Imunofluorescência Dupla de γH2AX e 53BP1 em Linfócitos Periféricos Humanos

O objetivo deste artigo foi avaliar a adequação da quantificação simultânea dos focos Gamma H2AX e 53BP1 para avaliar o dano genômico induzido em linfócitos periféricos humanos pela bleomicina. Vários fatores podem causar quebras de dupla corda. As células são, portanto, providas de vários mecanismos de reparo, envolvendo tanto a Gamma H2AX quanto a 53 Binding Protein 1, que podem co-localizar perto da quebra da fita dupla.

Após a coleta de amostras de sangue total, adicionar 300 microlitros de amostra a um tubo contendo 4,7 mililitros de meio completo. Em seguida, adicione cinco microgramas por mililitro de concentração final de sulfato de bleomicina. Para cada amostra, estabelecer um controle negativo.

Coloque o tubo em um termostato a 37 graus Celsius por duas horas. Centrifugar amostras a 540 G durante cinco minutos. Em seguida, adicione cinco mililitros de solução hipotônica ao pellet.

Em seguida, adicione 400 microlitros de solução pré-fixativa para causar hemólise. Centrifugar amostras a 540 G por cinco minutos e, em seguida, ressuspender o pellet em cinco mililitros de metanol à temperatura ambiente por pelo menos 30 minutos para fixar as células. Centrifugar amostras a 540 G por cinco minutos e, em seguida, ressuspender o pellet em cinco mililitros de solução fixadora.

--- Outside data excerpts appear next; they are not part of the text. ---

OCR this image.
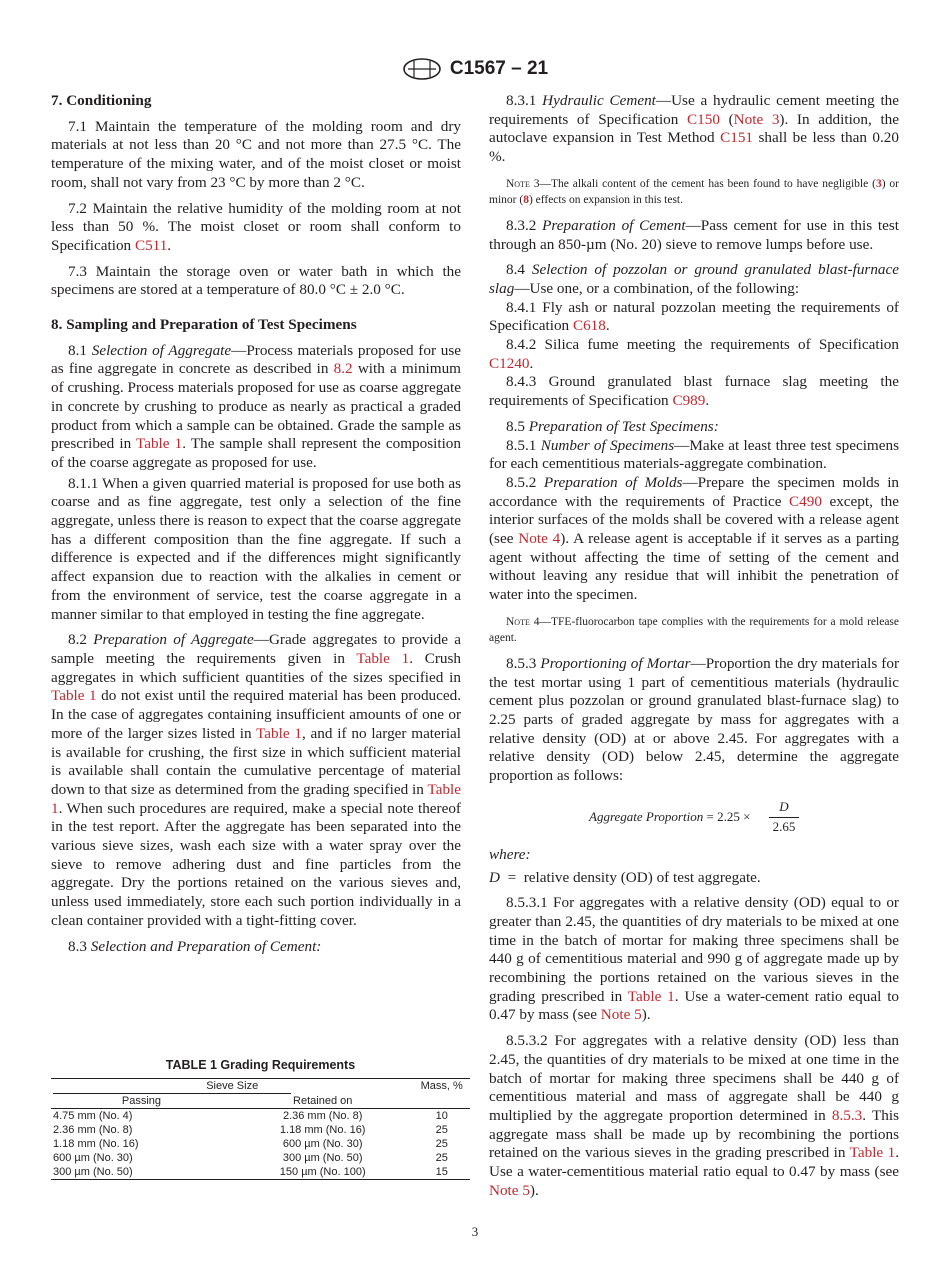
C1567 – 21

7. Conditioning

7.1 Maintain the temperature of the molding room and dry materials at not less than 20 °C and not more than 27.5 °C. The temperature of the mixing water, and of the moist closet or moist room, shall not vary from 23 °C by more than 2 °C.

7.2 Maintain the relative humidity of the molding room at not less than 50 %. The moist closet or room shall conform to Specification C511.

7.3 Maintain the storage oven or water bath in which the specimens are stored at a temperature of 80.0 °C ± 2.0 °C.

8. Sampling and Preparation of Test Specimens

8.1 Selection of Aggregate—Process materials proposed for use as fine aggregate in concrete as described in 8.2 with a minimum of crushing. Process materials proposed for use as coarse aggregate in concrete by crushing to produce as nearly as practical a graded product from which a sample can be obtained. Grade the sample as prescribed in Table 1. The sample shall represent the composition of the coarse aggregate as proposed for use.

8.1.1 When a given quarried material is proposed for use both as coarse and as fine aggregate, test only a selection of the fine aggregate, unless there is reason to expect that the coarse aggregate has a different composition than the fine aggregate. If such a difference is expected and if the differences might significantly affect expansion due to reaction with the alkalies in cement or from the environment of service, test the coarse aggregate in a manner similar to that employed in testing the fine aggregate.

8.2 Preparation of Aggregate—Grade aggregates to provide a sample meeting the requirements given in Table 1. Crush aggregates in which sufficient quantities of the sizes specified in Table 1 do not exist until the required material has been produced. In the case of aggregates containing insufficient amounts of one or more of the larger sizes listed in Table 1, and if no larger material is available for crushing, the first size in which sufficient material is available shall contain the cumulative percentage of material down to that size as determined from the grading specified in Table 1. When such procedures are required, make a special note thereof in the test report. After the aggregate has been separated into the various sieve sizes, wash each size with a water spray over the sieve to remove adhering dust and fine particles from the aggregate. Dry the portions retained on the various sieves and, unless used immediately, store each such portion individually in a clean container provided with a tight-fitting cover.

8.3 Selection and Preparation of Cement:

TABLE 1 Grading Requirements
Sieve Size		Mass, %
Passing	Retained on	
4.75 mm (No. 4)	2.36 mm (No. 8)	10
2.36 mm (No. 8)	1.18 mm (No. 16)	25
1.18 mm (No. 16)	600 µm (No. 30)	25
600 µm (No. 30)	300 µm (No. 50)	25
300 µm (No. 50)	150 µm (No. 100)	15

8.3.1 Hydraulic Cement—Use a hydraulic cement meeting the requirements of Specification C150 (Note 3). In addition, the autoclave expansion in Test Method C151 shall be less than 0.20 %.

Note 3—The alkali content of the cement has been found to have negligible (3) or minor (8) effects on expansion in this test.

8.3.2 Preparation of Cement—Pass cement for use in this test through an 850-µm (No. 20) sieve to remove lumps before use.

8.4 Selection of pozzolan or ground granulated blast-furnace slag—Use one, or a combination, of the following:

8.4.1 Fly ash or natural pozzolan meeting the requirements of Specification C618.

8.4.2 Silica fume meeting the requirements of Specification C1240.

8.4.3 Ground granulated blast furnace slag meeting the requirements of Specification C989.

8.5 Preparation of Test Specimens:

8.5.1 Number of Specimens—Make at least three test specimens for each cementitious materials-aggregate combination.

8.5.2 Preparation of Molds—Prepare the specimen molds in accordance with the requirements of Practice C490 except, the interior surfaces of the molds shall be covered with a release agent (see Note 4). A release agent is acceptable if it serves as a parting agent without affecting the time of setting of the cement and without leaving any residue that will inhibit the penetration of water into the specimen.

Note 4—TFE-fluorocarbon tape complies with the requirements for a mold release agent.

8.5.3 Proportioning of Mortar—Proportion the dry materials for the test mortar using 1 part of cementitious materials (hydraulic cement plus pozzolan or ground granulated blast-furnace slag) to 2.25 parts of graded aggregate by mass for aggregates with a relative density (OD) at or above 2.45. For aggregates with a relative density (OD) below 2.45, determine the aggregate proportion as follows:

Aggregate Proportion = $2.25 \times \frac{D}{2.65}$

where:

D  =  relative density (OD) of test aggregate.

8.5.3.1 For aggregates with a relative density (OD) equal to or greater than 2.45, the quantities of dry materials to be mixed at one time in the batch of mortar for making three specimens shall be 440 g of cementitious material and 990 g of aggregate made up by recombining the portions retained on the various sieves in the grading prescribed in Table 1. Use a water-cement ratio equal to 0.47 by mass (see Note 5).

8.5.3.2 For aggregates with a relative density (OD) less than 2.45, the quantities of dry materials to be mixed at one time in the batch of mortar for making three specimens shall be 440 g of cementitious material and mass of aggregate shall be 440 g multiplied by the aggregate proportion determined in 8.5.3. This aggregate mass shall be made up by recombining the portions retained on the various sieves in the grading prescribed in Table 1. Use a water-cementitious material ratio equal to 0.47 by mass (see Note 5).

3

Repita esta etapa mais uma vez. Centrifugar novamente a 540 G por cinco minutos, em seguida, aspirar o sobrenadante deixando solução suficiente para ressuspender a pastilha. Solte a pastilha de célula ressuspensa nas lâminas.

Preparar as duas soluções contendo os anticorpos primários anti-Gamma H2AX e anti-53BP1 dissolvidos em solução de bloqueio. Em seguida, lave as lâminas duas vezes em PBS 1X. Em seguida, mantenha as lâminas por 30 minutos em solução de bloqueio.

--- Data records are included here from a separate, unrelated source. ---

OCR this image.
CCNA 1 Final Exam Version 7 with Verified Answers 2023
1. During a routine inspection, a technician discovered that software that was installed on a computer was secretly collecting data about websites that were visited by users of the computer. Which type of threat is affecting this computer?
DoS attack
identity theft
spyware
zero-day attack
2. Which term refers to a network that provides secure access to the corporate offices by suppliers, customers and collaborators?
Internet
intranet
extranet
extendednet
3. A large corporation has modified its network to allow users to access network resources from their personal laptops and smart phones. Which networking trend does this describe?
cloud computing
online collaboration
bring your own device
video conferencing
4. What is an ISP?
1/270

Adicionar a cada lâmina 10 microlitros de cada uma das duas soluções contendo os anticorpos primários dissolvidos em solução de bloqueio. Cubra as lâminas com parafilme. Incubar a quatro graus Celsius durante a noite.

Após a incubação, realizar três lavagens em PBS 1X por cinco minutos. Preparar as duas soluções contendo os anticorpos secundários DyLight 488 e Alexa Fluor 568 dissolvidos em solução de bloqueio. Em seguida, adicione a cada lâmina 10 microlitros de cada uma das duas soluções contendo os anticorpos secundários dissolvidos em solução de bloqueio.

Cubra as lâminas com parafilme e incube à temperatura ambiente por duas horas. Após esta segunda incubação, realizar três lavagens em PBS 1X por cinco minutos. Adicionar 2,5 microlitros de solução Antifade com DAPI nas lamínulas da tampa antes da montagem para combater a mancha dos núcleos.

Para avaliar a cinética dos focos, o procedimento é o mesmo descrito anteriormente. A última fase é a observação e quantificação dos focos. Linfócitos humanos sem focos de Gamma H2AX e 53BP1 são mostrados em A, em B, e em C, linfócitos humanos com diferentes quantidades de focos de Gamma H2AX e 53BP1 são mostrados.

Observa-se baixo nível de co-localização dos focos. Como esperado, uma frequência muito maior de ambos os focos de Gamma H2AX e 53BP1 são observados entre as células não tratadas não tratadas. Observa-se, ainda, grande diferença no número de focos dos dois marcadores.

O curso temporal dos focos de Gamma H2AX e 53BP1 ao longo do tempo mostrou um comportamento diferente, embora contribuam para a mesma função. A análise dos focos de gama H2AX e 53BP1 tem a capacidade de avaliar a resposta celular em contextos de exposição ou patológicos. No entanto, a imunofluorescência dupla com Gamma H2AX e 53BP1 pode subestimar a verdadeira frequência do evento.